= Realph Norland =

Norwegian newspaper editor and politician

Realph Immanuel Ottesen Norland (30 August 1903 – 5 October 1963) was a Norwegian newspaper editor and politician for the Conservative Party, best known as editor-in-chief of Tønsbergs Blad.

==Career==
He was born in Bergen to pharmacist J. Norland. His father and his brother, Andreas Norland, were both active in the Conservative Party. Norland took the examen artium in 1921 and the cand.jur. degree in 1925. In 1924 he was a board member of the Norwegian Students' Society, and in 1925 he chaired the Oslo Conservative Students' association.

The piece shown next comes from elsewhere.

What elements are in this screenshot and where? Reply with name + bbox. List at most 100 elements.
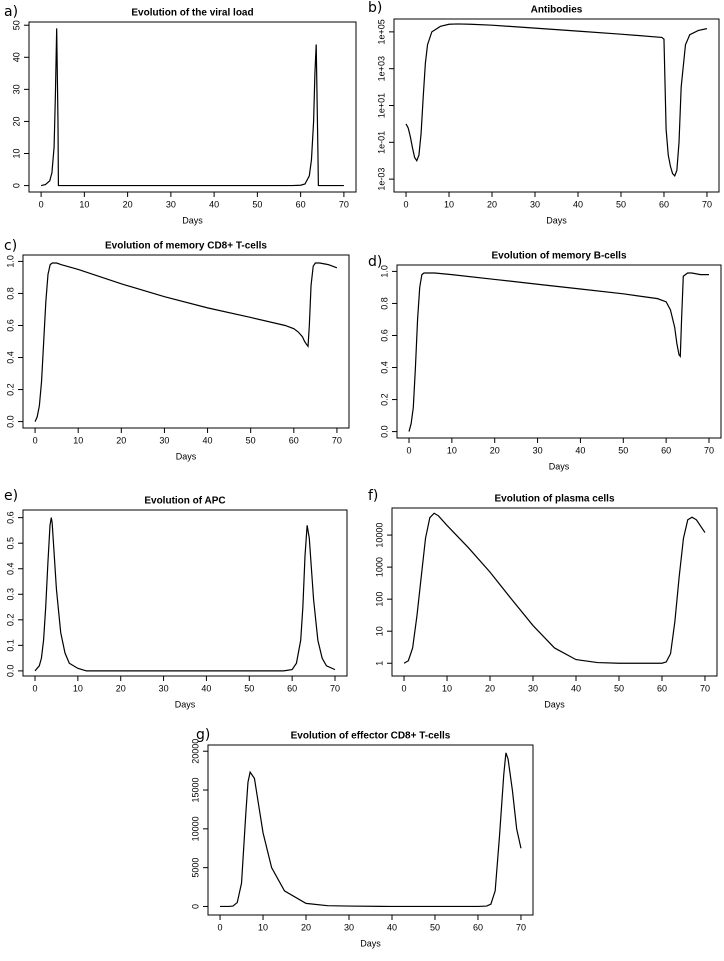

He soon became involved in politics. From 1926 to 1932 he was a secretary in Fedrelandslaget. He then joined the Conservative Party, and was the secretary for its national board from 1933 to 1940. After World War II he helped with rebuilding the party, which had been forbidden for the last five years, during the German occupation of Norway. He became editor-in-chief of the party newspaper Tønsbergs Blad. He sat from 1945 to 1946 and from 1954 to his death. He was also known for hiring Sverre Mitsem in the newspaper in 1942, effective from 1945 when World War II was over. Mitsem became co-editor with Norland in 1954, and continued after Norland's death. Later political work included a seat in Tønsberg city council, which Norland held from 1955 to his death. From 1956 he was a member of the committee that wrote the Conservative Party national platform.

Together with pharmacist Aasta Sigrun Sæther (1903–1968) he had the son Andreas Norland, who started his career in Tønsbergs Blad in 1958 and became editor-in-chief of Adresseavisen, Verdens Gang, Osloavisen and Aftenposten. Realph Norland died abruptly in October 1963, when his heart stopped.